I realized that I indeed had become a charicature- of a woman who thought she was doing what she wanted to do, while she was really only playing to the more extreme and prurient wants of the men who were running her life. My actions made me a sort of "gatekeeper"- that's to say that in the bigger scheme of things, I actively chose to reinforce a cycle that oppresses women. I was letting men fuck me over and saying out loud that I loved it- and that more or less gave the men involved a pass to try and do the same with other women. I had abused what privilege I had.
It's odd, isn't it, how a person who wallows in self-pity, in their fucked-up childhood, in all their bad breaks and other such manifestations of their own "individual situations" in order to justify apathy and lack of action- isn't it just a bit odd that such a person can be so very, very proactive when it comes to their own, personal, individual desires?

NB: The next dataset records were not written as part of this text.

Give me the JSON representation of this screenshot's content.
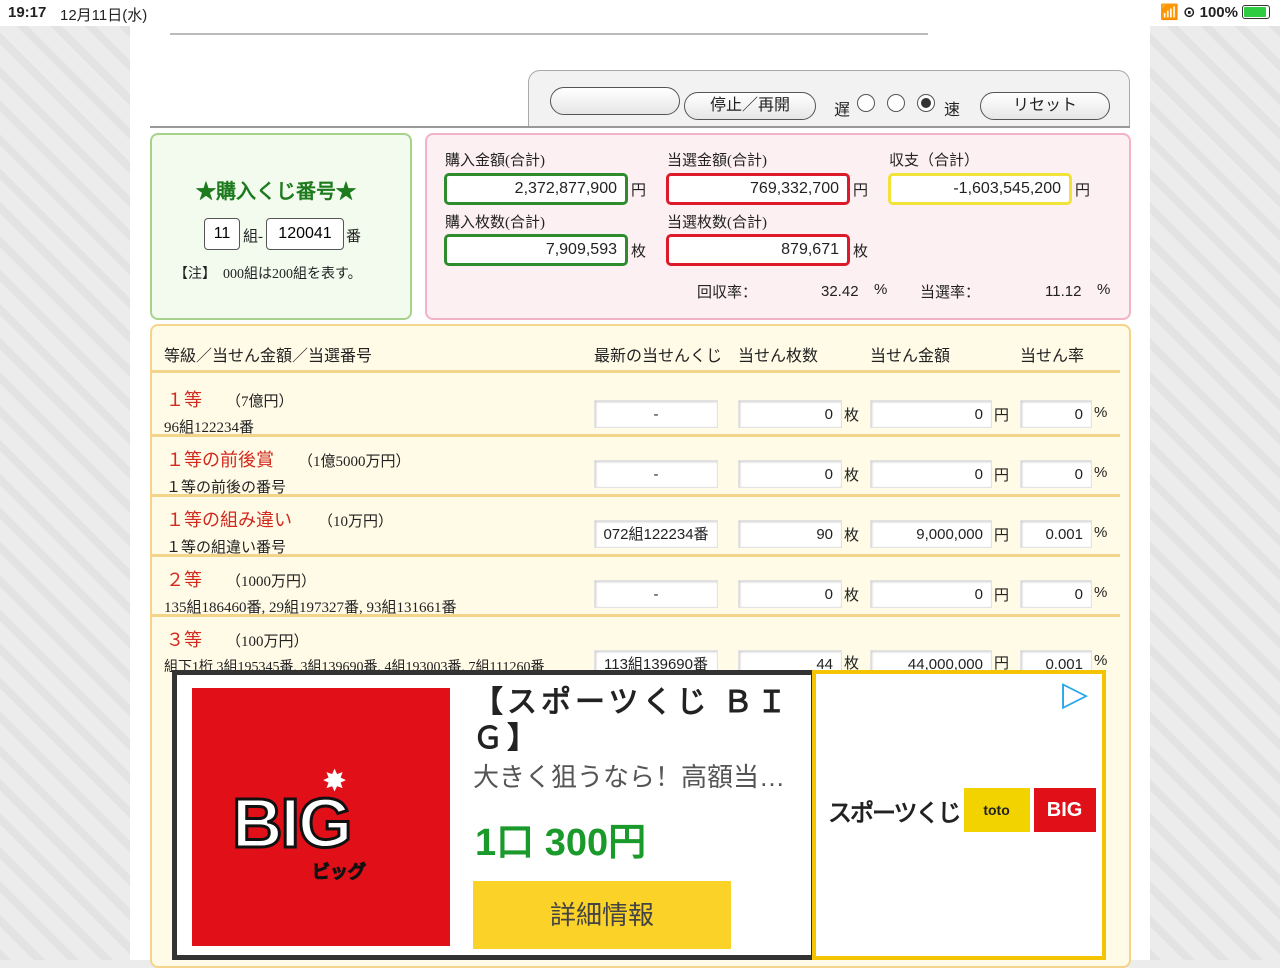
{
  "status": {
    "time": "19:17",
    "date": "12月11日(水)",
    "battery": "100%"
  },
  "controls": {
    "start_label": "",
    "stop_label": "停止／再開",
    "slow_label": "遅",
    "fast_label": "速",
    "reset_label": "リセット",
    "speed_selected": 3
  },
  "ticket": {
    "title": "★購入くじ番号★",
    "group_value": "11",
    "group_suffix": "組-",
    "number_value": "120041",
    "number_suffix": "番",
    "note": "【注】　000組は200組を表す。"
  },
  "totals": {
    "purchase_amount_label": "購入金額(合計)",
    "purchase_amount": "2,372,877,900",
    "yen": "円",
    "win_amount_label": "当選金額(合計)",
    "win_amount": "769,332,700",
    "balance_label": "収支（合計）",
    "balance": "-1,603,545,200",
    "purchase_count_label": "購入枚数(合計)",
    "purchase_count": "7,909,593",
    "mai": "枚",
    "win_count_label": "当選枚数(合計)",
    "win_count": "879,671",
    "return_rate_label": "回収率：",
    "return_rate": "32.42",
    "pct": "%",
    "win_rate_label": "当選率：",
    "win_rate": "11.12"
  },
  "table": {
    "headers": [
      "等級／当せん金額／当選番号",
      "最新の当せんくじ",
      "当せん枚数",
      "当せん金額",
      "当せん率"
    ],
    "rows": [
      {
        "title": "１等",
        "amount": "（7億円）",
        "sub": "96組122234番",
        "latest": "-",
        "count": "0",
        "money": "0",
        "rate": "0"
      },
      {
        "title": "１等の前後賞",
        "amount": "（1億5000万円）",
        "sub": "１等の前後の番号",
        "latest": "-",
        "count": "0",
        "money": "0",
        "rate": "0"
      },
      {
        "title": "１等の組み違い",
        "amount": "（10万円）",
        "sub": "１等の組違い番号",
        "latest": "072組122234番",
        "count": "90",
        "money": "9,000,000",
        "rate": "0.001"
      },
      {
        "title": "２等",
        "amount": "（1000万円）",
        "sub": "135組186460番, 29組197327番, 93組131661番",
        "latest": "-",
        "count": "0",
        "money": "0",
        "rate": "0"
      },
      {
        "title": "３等",
        "amount": "（100万円）",
        "sub": "組下1桁 3組195345番, 3組139690番, 4組193003番, 7組111260番",
        "latest": "113組139690番",
        "count": "44",
        "money": "44,000,000",
        "rate": "0.001"
      }
    ],
    "unit_mai": "枚",
    "unit_yen": "円",
    "unit_pct": "%"
  },
  "ad": {
    "logo_text": "BIG",
    "logo_kana": "ビッグ",
    "title": "【スポーツくじ ＢＩＧ】",
    "desc": "大きく狙うなら！高額当…",
    "price": "1口 300円",
    "button": "詳細情報",
    "brand_text": "スポーツくじ",
    "brand_toto": "toto",
    "brand_big": "BIG"
  }
}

Then when someone points out the pattern as it repeats, fractalesque, damaging the already damaged- the person who finally gets his turn under the microscope attempts to second-guess the perception of the person peering through the lens; he needs to jar the focus, change the range of magnification.
Thing is, I too had a fucked-up childhood and poverty and abuse and mental assault on my plate from as far back as I can remember. I think the operative difference is in the fact that I came to a point where I realized that hey-wait a minute- I'm still around after all that. That means I must be strong. I've been a strong person all these years, I've just been pushing in the wrong direction- I've been pushing against people who suffer the same shit that I suffer. I made a *choice* to push against the people and the Powers who have made me suffer.

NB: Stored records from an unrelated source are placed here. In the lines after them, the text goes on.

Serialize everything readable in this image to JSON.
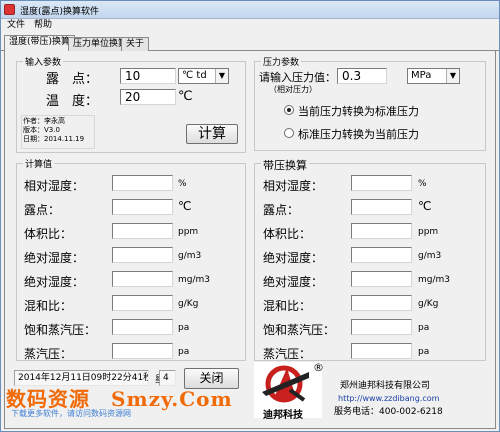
{
  "window": {
    "title": "湿度(露点)换算软件"
  },
  "menu": {
    "file": "文件",
    "help": "帮助"
  },
  "tabs": [
    {
      "label": "湿度(带压)换算"
    },
    {
      "label": "压力单位换算"
    },
    {
      "label": "关于"
    }
  ],
  "input_params": {
    "title": "输入参数",
    "dew_point_label": "露　点：",
    "dew_point_value": "10",
    "dew_unit_selected": "℃ td",
    "temperature_label": "温　度：",
    "temperature_value": "20",
    "temperature_unit": "℃",
    "author": "作者：李永高",
    "version": "版本：V3.0",
    "date": "日期：2014.11.19",
    "calc_button": "计算"
  },
  "pressure_params": {
    "title": "压力参数",
    "input_label": "请输入压力值：",
    "input_note": "（相对压力）",
    "pressure_value": "0.3",
    "unit_selected": "MPa",
    "radio1_label": "当前压力转换为标准压力",
    "radio1_checked": true,
    "radio2_label": "标准压力转换为当前压力",
    "radio2_checked": false
  },
  "results": {
    "title": "计算值",
    "rows": [
      {
        "label": "相对湿度：",
        "unit": "%"
      },
      {
        "label": "露点：",
        "unit": "℃"
      },
      {
        "label": "体积比：",
        "unit": "ppm"
      },
      {
        "label": "绝对湿度：",
        "unit": "g/m3"
      },
      {
        "label": "绝对湿度：",
        "unit": "mg/m3"
      },
      {
        "label": "混和比：",
        "unit": "g/Kg"
      },
      {
        "label": "饱和蒸汽压：",
        "unit": "pa"
      },
      {
        "label": "蒸汽压：",
        "unit": "pa"
      }
    ]
  },
  "pressure_results": {
    "title": "带压换算",
    "rows": [
      {
        "label": "相对湿度：",
        "unit": "%"
      },
      {
        "label": "露点：",
        "unit": "℃"
      },
      {
        "label": "体积比：",
        "unit": "ppm"
      },
      {
        "label": "绝对湿度：",
        "unit": "g/m3"
      },
      {
        "label": "绝对湿度：",
        "unit": "mg/m3"
      },
      {
        "label": "混和比：",
        "unit": "g/Kg"
      },
      {
        "label": "饱和蒸汽压：",
        "unit": "pa"
      },
      {
        "label": "蒸汽压：",
        "unit": "pa"
      }
    ]
  },
  "status": {
    "datetime": "2014年12月11日09时22分41秒",
    "weekday_label": "星期",
    "weekday_value": "4",
    "close_button": "关闭"
  },
  "company": {
    "logo_name": "迪邦科技",
    "registered_mark": "®",
    "name": "郑州迪邦科技有限公司",
    "website": "http://www.zzdibang.com",
    "hotline": "服务电话：400-002-6218"
  },
  "watermark": {
    "main": "数码资源　Smzy.Com",
    "sub": "下载更多软件，请访问数码资源网"
  },
  "colors": {
    "logo_red": "#c81f1f",
    "watermark_orange": "#f06a08"
  }
}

I also figured out that men who abuse and manipulate and hurt and take and take and take are not monsters. They are regular men. That is manliness. Manliness is a bit monstruous, but it's also not abnormal, by any stretch of the imagination. Such is the nature of privilege; something for nothing; entitlement. Every man who wishes to support us has to examine and deconstruct that side of himself and be open to the examination and deconstruction of his masculinity and male privilege, as well as accountability in areas of abuse of said privilege. They close themselves to this, and they are, effectively, against our freedom.
It does not surprise me that a man for whom I used to dance reacted strongly when he realized that I no longer will dance for him, and instead I will merely shove him in the direction that he needs to go. I could give a shit about his navel-gazing and self-reflection. I don't need to know every minute detail of his personal experience to know that his actions hamper and hinder the personal lives of people that I love dearly. His supposed former "respect" for me is a drop of water on a hot stove eye, because he doesn't know shit about respect- except as an abstract and intellectualized concept. And he doesn't seem to have changed a bit from when I last saw him, last knew him.

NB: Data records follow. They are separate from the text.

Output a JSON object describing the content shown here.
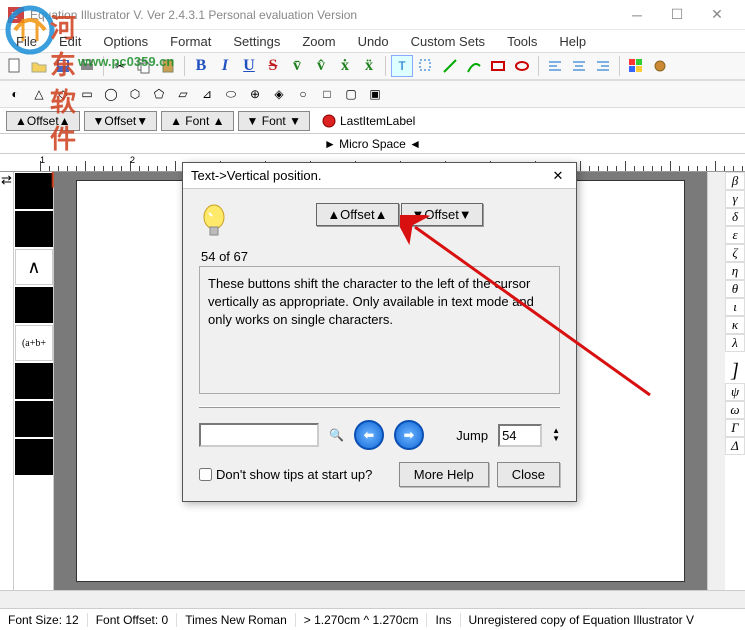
{
  "window": {
    "title": "Equation Illustrator V. Ver 2.4.3.1 Personal evaluation Version"
  },
  "menu": {
    "items": [
      "File",
      "Edit",
      "Options",
      "Format",
      "Settings",
      "Zoom",
      "Undo",
      "Custom Sets",
      "Tools",
      "Help"
    ]
  },
  "watermark": {
    "text": "河东软件园",
    "url": "www.pc0359.cn"
  },
  "offset_toolbar": {
    "offset_up": "▲Offset▲",
    "offset_down": "▼Offset▼",
    "font_up": "▲ Font ▲",
    "font_down": "▼ Font ▼",
    "last_item": "LastItemLabel"
  },
  "micro_space": "► Micro Space ◄",
  "palette": {
    "items": [
      "",
      "",
      "∧",
      "",
      "(a+b+",
      "",
      "",
      ""
    ]
  },
  "greek_panel": {
    "letters": [
      "β",
      "γ",
      "δ",
      "ε",
      "ζ",
      "η",
      "θ",
      "ι",
      "κ",
      "λ",
      "ψ",
      "ω",
      "Γ",
      "Δ",
      "",
      "",
      "",
      "",
      "",
      ""
    ]
  },
  "dialog": {
    "title": "Text->Vertical position.",
    "btn_up": "▲Offset▲",
    "btn_down": "▼Offset▼",
    "counter": "54 of 67",
    "description": "These buttons shift the character to the left of the cursor vertically as appropriate. Only available in text mode and only works on single characters.",
    "jump_label": "Jump",
    "jump_value": "54",
    "checkbox_label": "Don't show tips at start up?",
    "more_help": "More Help",
    "close": "Close"
  },
  "statusbar": {
    "font_size": "Font Size: 12",
    "font_offset": "Font Offset: 0",
    "font_name": "Times New Roman",
    "coords": "> 1.270cm  ^ 1.270cm",
    "mode": "Ins",
    "license": "Unregistered copy of Equation Illustrator V"
  }
}
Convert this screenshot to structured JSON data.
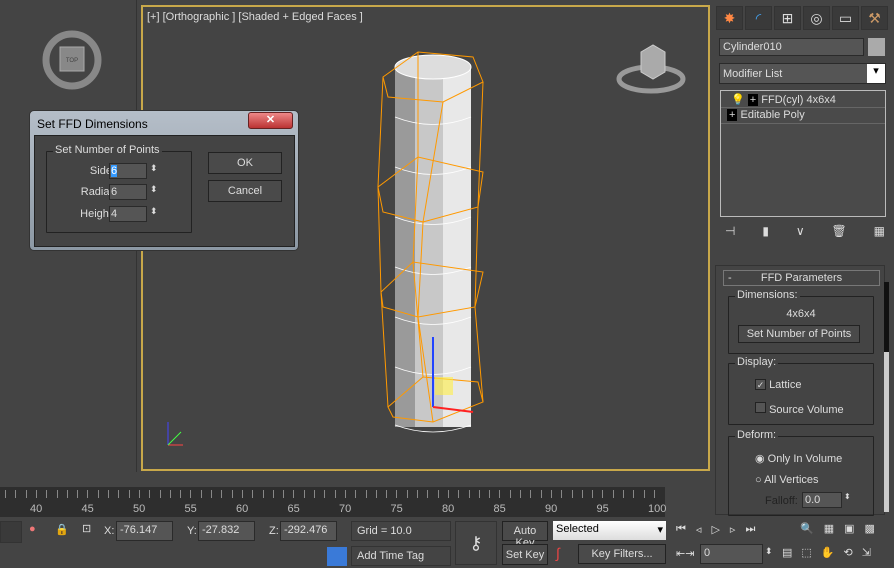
{
  "viewport": {
    "label": "[+] [Orthographic ] [Shaded + Edged Faces ]",
    "viewcube_left": "TOP"
  },
  "panel": {
    "tabs": [
      "create-icon",
      "modify-icon",
      "hierarchy-icon",
      "motion-icon",
      "display-icon",
      "utilities-icon"
    ],
    "object_name": "Cylinder010",
    "modifier_list": "Modifier List",
    "stack": [
      {
        "label": "FFD(cyl) 4x6x4"
      },
      {
        "label": "Editable Poly"
      }
    ],
    "rollout_title": "FFD Parameters",
    "dimensions_title": "Dimensions:",
    "dimensions_value": "4x6x4",
    "set_points_button": "Set Number of Points",
    "display_title": "Display:",
    "lattice": "Lattice",
    "lattice_checked": true,
    "source_volume": "Source Volume",
    "source_volume_checked": false,
    "deform_title": "Deform:",
    "only_in_volume": "Only In Volume",
    "all_vertices": "All Vertices",
    "falloff_label": "Falloff:",
    "falloff_value": "0.0"
  },
  "dialog": {
    "title": "Set FFD Dimensions",
    "group": "Set Number of Points",
    "side_label": "Side:",
    "side_value": "6",
    "radial_label": "Radial:",
    "radial_value": "6",
    "height_label": "Height:",
    "height_value": "4",
    "ok": "OK",
    "cancel": "Cancel",
    "close": "✕"
  },
  "timeline": {
    "ticks": [
      "40",
      "45",
      "50",
      "55",
      "60",
      "65",
      "70",
      "75",
      "80",
      "85",
      "90",
      "95",
      "100"
    ]
  },
  "status": {
    "x_label": "X:",
    "x": "-76.147",
    "y_label": "Y:",
    "y": "-27.832",
    "z_label": "Z:",
    "z": "-292.476",
    "grid": "Grid = 10.0",
    "add_time_tag": "Add Time Tag",
    "auto_key": "Auto Key",
    "set_key": "Set Key",
    "selected": "Selected",
    "key_filters": "Key Filters...",
    "frame": "0"
  }
}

Words don't mean shit without actions to back them up. Our lives are where we act. If our lives are empty, all our mumblings and rantings and intellectual fiddle-faddle are so much dust in the wind. Stepping away from this man and other men and what they have stood for in my life, that has been a way that I have *chosen* to take action for my own good and the good of others.
Men will always call us bitter and poisonous and any number of names when we make this choice. They'll always attempt to deflect accountability for their own actions back onto us. And they have and always will attempt to threaten the removal of their physical/emotional proximity and whatever validation they percieve it brings in an attempt to castigate us when we don't want to do their fucking dance.
My plan of action is not only not to dance, but to push and to shove and to never, ever let another man step on me again.